When introducing rules for corporate social media, it will be useful to have an express statement that employees should not post comments or information which expresses personal views that are not representative of the organisation or in line with the organisation’s other policies, such as their equal opportunities or data protection policy. This statement makes it clear that personal views are restricted only in so far as they do not accord with the organisation’s view, helping to restrict harmful views being expressed as if they were endorsed by the organisation.

It is also common to include a restriction on expressing views which are harmful to the organisation on an employee’s personal social media site, whether these are made during working hours or not. These restrictions may include preventing references being made to the organisation, prohibiting offensive defamatory or inappropriate comments about the organisation, its clients and any employees. Such a clause makes it very clear that the restrictions solely relate to expressing inappropriate personal views about the organisation or any party — from colleagues to suppliers —that may result in a detriment for the organisation.

Taking action on personal views

Most policies containing a restriction on expressing inappropriate personal views will include a statement that a contravention of the rules will be deemed a disciplinary matter, or the disciplinary policy will include examples of misconduct which cover expressing inappropriate, offensive or defamatory views. The organisation will be able to take disciplinary action where a policy breach has occurred in line with the internal disciplinary procedure.

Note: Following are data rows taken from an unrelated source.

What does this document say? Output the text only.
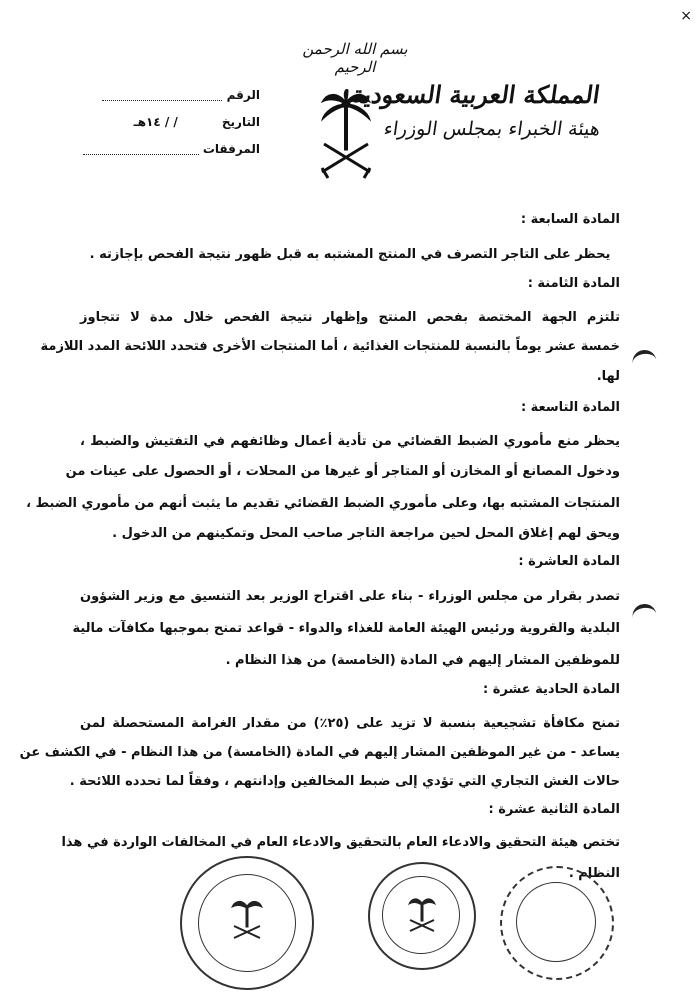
×
بسم الله الرحمن الرحيم
المملكة العربية السعودية
هيئة الخبراء بمجلس الوزراء
الرقم
التاريخ / / ١٤هـ
المرفقات
المادة السابعة :
يحظر على التاجر التصرف في المنتج المشتبه به قبل ظهور نتيجة الفحص بإجازته .
المادة الثامنة :
تلتزم الجهة المختصة بفحص المنتج وإظهار نتيجة الفحص خلال مدة لا تتجاوز
خمسة عشر يوماً بالنسبة للمنتجات الغذائية ، أما المنتجات الأخرى فتحدد اللائحة المدد اللازمة
لها.
المادة التاسعة :
يحظر منع مأموري الضبط القضائي من تأدية أعمال وظائفهم في التفتيش والضبط ،
ودخول المصانع أو المخازن أو المتاجر أو غيرها من المحلات ، أو الحصول على عينات من
المنتجات المشتبه بها، وعلى مأموري الضبط القضائي تقديم ما يثبت أنهم من مأموري الضبط ،
ويحق لهم إغلاق المحل لحين مراجعة التاجر صاحب المحل وتمكينهم من الدخول .
المادة العاشرة :
تصدر بقرار من مجلس الوزراء - بناء على اقتراح الوزير بعد التنسيق مع وزير الشؤون
البلدية والقروية ورئيس الهيئة العامة للغذاء والدواء - قواعد تمنح بموجبها مكافآت مالية
للموظفين المشار إليهم في المادة (الخامسة) من هذا النظام .
المادة الحادية عشرة :
تمنح مكافأة تشجيعية بنسبة لا تزيد على (٢٥٪) من مقدار الغرامة المستحصلة لمن
يساعد - من غير الموظفين المشار إليهم في المادة (الخامسة) من هذا النظام - في الكشف عن
حالات الغش التجاري التي تؤدي إلى ضبط المخالفين وإدانتهم ، وفقاً لما تحدده اللائحة .
المادة الثانية عشرة :
تختص هيئة التحقيق والادعاء العام بالتحقيق والادعاء العام في المخالفات الواردة في هذا
النظام .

The most common type of action taken will be where the employee’s action in expressing their personal view has brought the company into disrepute. A recent example of such action is where the wellbeing charity Happy City dismissed its head of measurement and policy for posting a tweet referring to violence against Nigel Farage as this was contradictory to the charity’s values and condemnation of violence of any kind.

Dismissing an individual for posting inappropriate personal views which bring the company into disrepute will fall within the potentially fair reason of “some other substantial reason” that justified the dismissal, although the employer will still be required to show there has been a fair process carried out and a dismissal was reasonable in all the circumstances. One key piece of evidence required to show the dismissal was reasonable will be that which shows the negative impact the personal view has had on the organisation, or any particular evidence that the opinion has brought the business into disrepute. Reasonableness will also examine factors such as the particular view expressed, the length of service and previous disciplinary record, and how similar actions have been treated in the past.

To avoid being placed in a position where action has to be taken, employers can ensure their workforce is fully aware of the rules relating to expressing inappropriate personal views. Not only by reiterating and reminding employees of the important policies, regular training which starts at the induction period and continues throughout employment can help reduce the likelihood of employees breaching rules on personal opinions. In addition, ensuring there is an internal culture where complaints and concerns can be raised to managers and dealt with efficiently will prevent employees feeling disgruntled and airing negative opinions about the organisation on sites such as social media platforms.